Note that $\lim \nolimits _{\alpha \rightarrow 0}\epsilon (\alpha )=0$ by Theorem 1.3.

In dimension $d=4$, we get an improved lower bound for the one-arm probability, still with exponent $d-2$, but with an extra logarithmic correction:

Theorem 1.6

For $d=4$, there exist $\epsilon (\alpha ),c(\alpha )>0$ such that

$$\begin{aligned} \mathbb {P}[0\overset{\mathcal {L}_{\alpha ,0}}{\longleftrightarrow } \partial B(0,n)]\ge c(\alpha )n^{-2}(\log n)^{\epsilon (\alpha )}. \end{aligned}$$

We conjecture that for the sub-critical loop percolation in dimension $d=4$, an upper bound on the one-arm probability is in similar form with logarithmic correction.
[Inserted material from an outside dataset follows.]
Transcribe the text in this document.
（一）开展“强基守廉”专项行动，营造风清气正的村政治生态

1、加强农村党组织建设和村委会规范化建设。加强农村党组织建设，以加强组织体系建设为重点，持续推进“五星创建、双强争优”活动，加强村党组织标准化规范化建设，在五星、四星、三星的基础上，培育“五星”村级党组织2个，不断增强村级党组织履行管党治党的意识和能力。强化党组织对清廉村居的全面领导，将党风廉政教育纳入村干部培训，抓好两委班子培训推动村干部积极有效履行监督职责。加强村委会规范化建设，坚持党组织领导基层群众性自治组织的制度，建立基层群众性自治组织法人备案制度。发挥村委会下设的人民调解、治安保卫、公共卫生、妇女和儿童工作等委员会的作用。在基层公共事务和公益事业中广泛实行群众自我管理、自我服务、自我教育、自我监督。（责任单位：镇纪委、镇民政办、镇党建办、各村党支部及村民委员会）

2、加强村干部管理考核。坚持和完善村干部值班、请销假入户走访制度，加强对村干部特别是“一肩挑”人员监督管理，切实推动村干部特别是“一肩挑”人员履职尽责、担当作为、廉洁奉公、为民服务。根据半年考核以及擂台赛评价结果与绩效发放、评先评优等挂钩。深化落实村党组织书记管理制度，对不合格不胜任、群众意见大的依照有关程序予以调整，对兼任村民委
The results of Theorems 1.5 and 1.6 imply that the structure of connectivities in sub-critical loop percolation in dimensions $d=3,4$ is different from that in dimensions $d\ge 5$: macroscopic loops are not essential for formation of large connected components.

All the upper bounds that we obtain hold either for $\alpha <\alpha _{\#}$ or for $\alpha <\alpha _{1}$, i.e., for subregimes of the sub-critical phase. We expect that for $d\ge 5$, $\alpha _{\#}= \alpha _c$, and for $d\ge 3$, $\alpha _{1}= \alpha _c$, but we do not have a proof yet. However, we can show that asymptotically, as $d\rightarrow \infty $, all these thresholds coincide.

Theorem 1.7

Asymptotically, as $d\rightarrow \infty $,

$$\begin{aligned} 2d - 6 + O(d^{-1}) \le \alpha _{\#}\le \alpha _c\le 2d + \frac{3}{2} + O(d^{-1}). \end{aligned}$$

Outline of the paper. In the next section, we introduce the commonly used notation and collect some preliminary results about simple random walk on $\mathbb {Z}^d$ and some properties of the loop measure $\mu $. In Sect. 3, we prove some elementary properties of the loop percolation on $\mathbb {Z}^d$, such as long-range correlations, translation invariance and ergodicity, the uniqueness of the infinite cluster, and the connectedness for $\kappa <0$. Except for the translation invariance, these properties will not be used in the proofs of the main results. In Sect. 4, we prove Theorems 1.2 and 1.3. Finer results for the loop percolation in dimensions $d\ge 5$ are presented in Sect. 5. In particular, the first 5 subsections are devoted to the proof of Theorem 1.4, which is split into $5$ Propositions 5.1, 5.2, 5.3, 5.4, and 5.10, and the last subsection contains the proof of Theorem 1.7. The proofs of Theorems 1.5 and 1.6 (refined lower bounds in dimension $d=3$ or $4$) are given in Sect. 6. In Sect. 7, we collect some results for the loop percolation on general graphs, such as triviality of the tail sigma-algebra, connectedness in recurrent graphs, and the continuity of $\kappa _c(\alpha )$. We finish the paper with an overview of some open questions.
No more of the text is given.